2 – Le taux de démarque abusif

Selon la circulaire du 7 juillet 2009, la mention « jusqu’à xx % de réduction » peut être utilisée à condition que les articles bénéficiant du rabais le plus élevé représentent au moins 50 % des articles faisant l’objet d’un rabais, ce qui n’est pas toujours le cas.


3 – Le cadeau interdit

Un marchand n’a pas le droit de proposer d’offre du style : « un jean acheté = un blouson de cuir offert ». Seul un produit identique à celui qui a été acheté peut être offert (article L. 121-35 du code de la consommation).


4 – La fausse promotion

Des sites (notamment dans le secteur du voyage) introduisent au cours du processus de vente des mentions « soldes » ou « promotion » sans changer le prix de vente. Une pratique contraire à la réglementation.

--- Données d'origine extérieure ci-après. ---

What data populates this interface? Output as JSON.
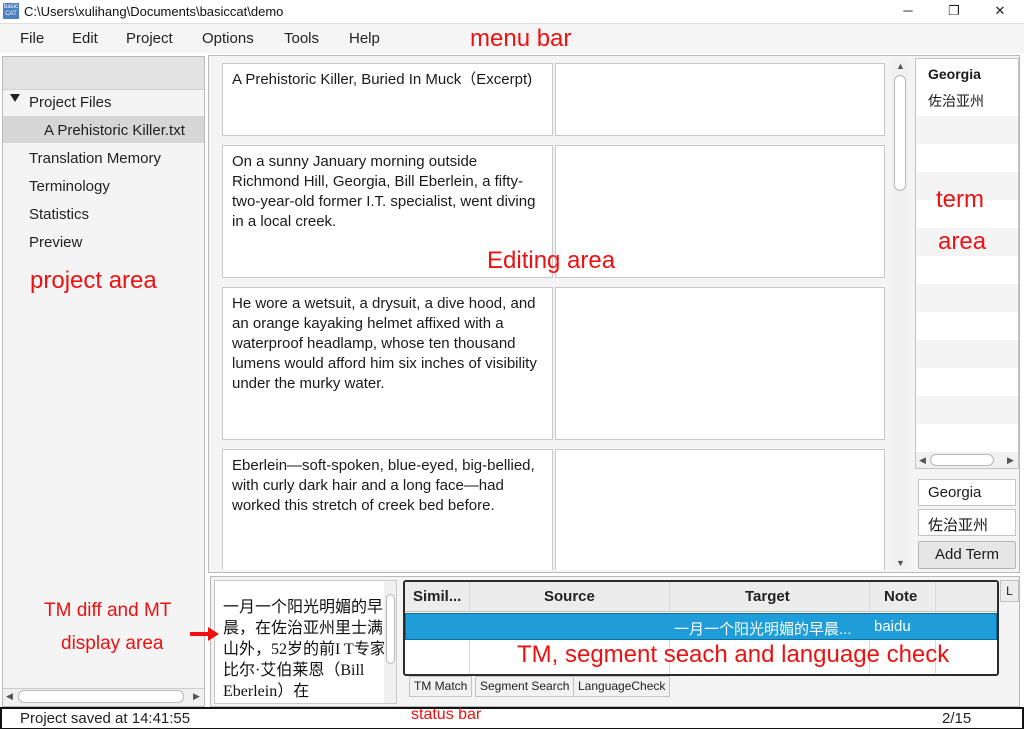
{
  "window": {
    "title": "C:\\Users\\xulihang\\Documents\\basiccat\\demo",
    "icon_text": "basic CAT",
    "minimize_glyph": "─",
    "maximize_glyph": "❐",
    "close_glyph": "✕"
  },
  "menu": {
    "items": [
      "File",
      "Edit",
      "Project",
      "Options",
      "Tools",
      "Help"
    ]
  },
  "project": {
    "tree": [
      {
        "label": "Project Files",
        "expanded": true
      },
      {
        "label": "A Prehistoric Killer.txt",
        "selected": true
      },
      {
        "label": "Translation Memory"
      },
      {
        "label": "Terminology"
      },
      {
        "label": "Statistics"
      },
      {
        "label": "Preview"
      }
    ]
  },
  "segments": [
    {
      "source": "A Prehistoric Killer, Buried In Muck（Excerpt)",
      "target": ""
    },
    {
      "source": "On a sunny January morning outside Richmond Hill, Georgia, Bill Eberlein, a fifty-two-year-old former I.T. specialist, went diving in a local creek.",
      "target": ""
    },
    {
      "source": "He wore a wetsuit, a drysuit, a dive hood, and an orange kayaking helmet affixed with a waterproof headlamp, whose ten thousand lumens would afford him six inches of visibility under the murky water.",
      "target": ""
    },
    {
      "source": "Eberlein—soft-spoken, blue-eyed, big-bellied, with curly dark hair and a long face—had worked this stretch of creek bed before.",
      "target": ""
    }
  ],
  "terms": {
    "entries": [
      {
        "source": "Georgia",
        "target": "佐治亚州"
      }
    ],
    "source_field": "Georgia",
    "target_field": "佐治亚州",
    "add_button": "Add Term"
  },
  "mt_display": {
    "text": "一月一个阳光明媚的早晨，在佐治亚州里士满山外，52岁的前I T专家比尔·艾伯莱恩（Bill Eberlein）在"
  },
  "tm_table": {
    "columns": [
      "Simil...",
      "Source",
      "Target",
      "Note"
    ],
    "rows": [
      {
        "similarity": "",
        "source": "",
        "target": "一月一个阳光明媚的早晨...",
        "note": "baidu",
        "selected": true
      }
    ],
    "tabs": [
      "TM Match",
      "Segment Search",
      "LanguageCheck"
    ],
    "side_tab": "L"
  },
  "status": {
    "message": "Project saved at 14:41:55",
    "page": "2/15"
  },
  "annotations": {
    "menu_bar": "menu bar",
    "editing_area": "Editing area",
    "project_area": "project area",
    "term_line1": "term",
    "term_line2": "area",
    "tm_diff_line1": "TM diff and MT",
    "tm_diff_line2": "display area",
    "tm_search": "TM, segment seach and language check",
    "status_bar": "status bar",
    "color": "#ee1111"
  }
}
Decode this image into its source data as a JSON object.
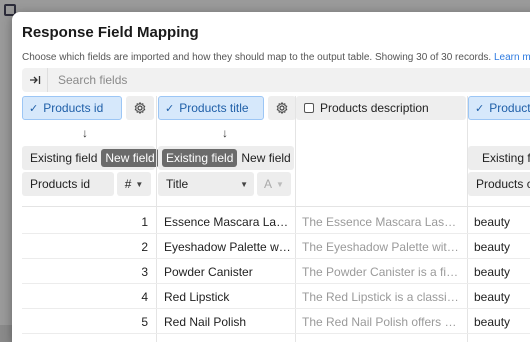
{
  "dialog": {
    "title": "Response Field Mapping",
    "description": "Choose which fields are imported and how they should map to the output table. Showing 30 of 30 records.",
    "learn_more": "Learn m"
  },
  "search": {
    "placeholder": "Search fields"
  },
  "columns": [
    {
      "header": "Products id",
      "selected": true,
      "toggle_left": "Existing field",
      "toggle_right": "New field",
      "active": "new",
      "mapped_name": "Products id",
      "type_icon": "#"
    },
    {
      "header": "Products title",
      "selected": true,
      "toggle_left": "Existing field",
      "toggle_right": "New field",
      "active": "existing",
      "mapped_name": "Title",
      "type_icon": "A"
    },
    {
      "header": "Products description",
      "selected": false
    },
    {
      "header": "Products",
      "selected": true,
      "toggle_left": "Existing fi",
      "mapped_name": "Products c"
    }
  ],
  "rows": [
    {
      "id": "1",
      "title": "Essence Mascara Lash…",
      "description": "The Essence Mascara Lash P…",
      "category": "beauty"
    },
    {
      "id": "2",
      "title": "Eyeshadow Palette wit…",
      "description": "The Eyeshadow Palette with …",
      "category": "beauty"
    },
    {
      "id": "3",
      "title": "Powder Canister",
      "description": "The Powder Canister is a fine…",
      "category": "beauty"
    },
    {
      "id": "4",
      "title": "Red Lipstick",
      "description": "The Red Lipstick is a classic …",
      "category": "beauty"
    },
    {
      "id": "5",
      "title": "Red Nail Polish",
      "description": "The Red Nail Polish offers a r…",
      "category": "beauty"
    }
  ],
  "colors": {
    "selected_header": "#d6e8fb",
    "toggle_active": "#6b6b6b",
    "link": "#2f7be0"
  }
}
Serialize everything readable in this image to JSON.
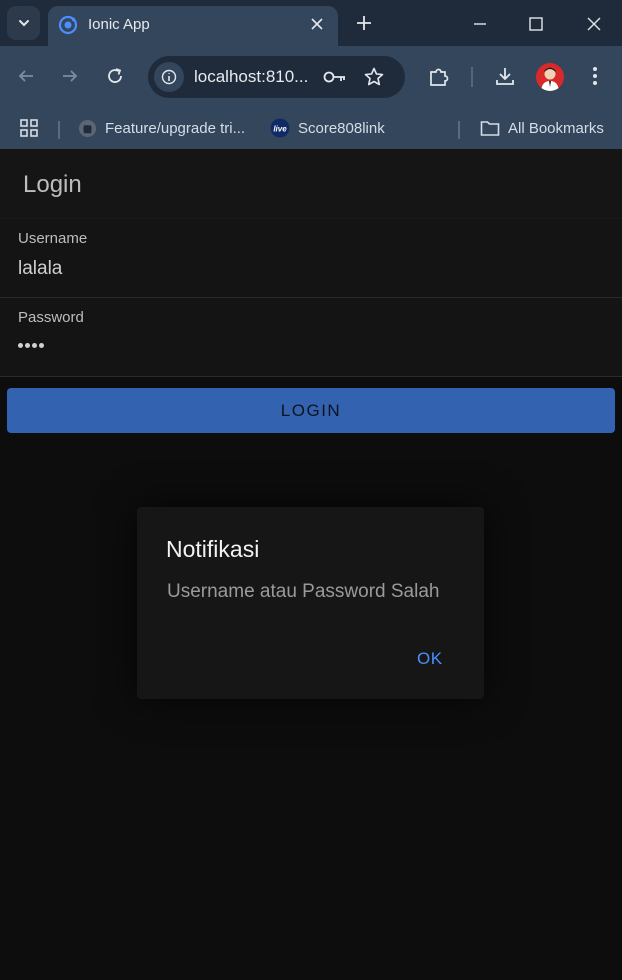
{
  "browser": {
    "tab_title": "Ionic App",
    "url": "localhost:810...",
    "bookmarks": [
      {
        "label": "Feature/upgrade tri..."
      },
      {
        "label": "Score808link"
      }
    ],
    "all_bookmarks_label": "All Bookmarks",
    "accent_color": "#34465c"
  },
  "app": {
    "header_title": "Login",
    "username": {
      "label": "Username",
      "value": "lalala"
    },
    "password": {
      "label": "Password",
      "value_masked": "••••"
    },
    "login_button": "LOGIN",
    "primary_color": "#3362b0"
  },
  "alert": {
    "title": "Notifikasi",
    "message": "Username atau Password Salah",
    "ok_button": "OK"
  }
}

5 – La constitution de pré-liste

Des sites Internet proposent à leurs clients de pré-remplir leur « panier » la veille des soldes, sans connaître les rabais proposés. Ils pourront ensuite valider ou non leurs achats le jour de démarrage des soldes. Cette pratique est interdite car le risque n’est pas négligeable de voir le site moduler ses prix soldés en fonction du nombre d’articles précommandés.


6 – Les soldes déguisés

Avant les soldes, certains sites proposent des « ventes privées » auxquelles tous les internautes peuvent participer dès lors qu’ils s’inscrivent. Une tactique qui permet aux sites à la fois de devancer l’ouverture des soldes et de récupérer des données personnelles. Seule une clientèle restreinte peut bénéficier d’une vente privée organisée dans les 30 jours précédant le début des soldes.


7 – Les dates de soldes non-respectées

Certains sites devancent les périodes de soldes sous prétexte qu’ils sont basés à l’étranger. Dès lors qu’ils s’adressent clairement aux consommateurs français (site en « .fr », rédigé en français avec paiement en euro, notamment), ils doivent respecter les dates de soldes françaises.


8 – Des cadeaux non-évalués

Des sites vendent plus cher des places de spectacle accompagnées de cadeaux (programme, t-shirt, tickets de métro…). Attention car il n’est pas rare que l’augmentation pratiquée soit plus élevée que le prix du soi-disant cadeau. La valeur des articles offerts doit être précisée.


9 – Le droit de rétraction caché

Pendant les soldes, certains sites Internet se font plus discrets sur la possibilité qu’ont leurs clients de se rétracter. Le droit de rétractation s’applique pourtant pendant les soldes.


10 – La législation fiscale contournée

Certains marchands basés à l’étranger profitent des écarts de TVA entre les pays pour proposer des prix plus bas sans payer la TVA en France, ce qui est interdit.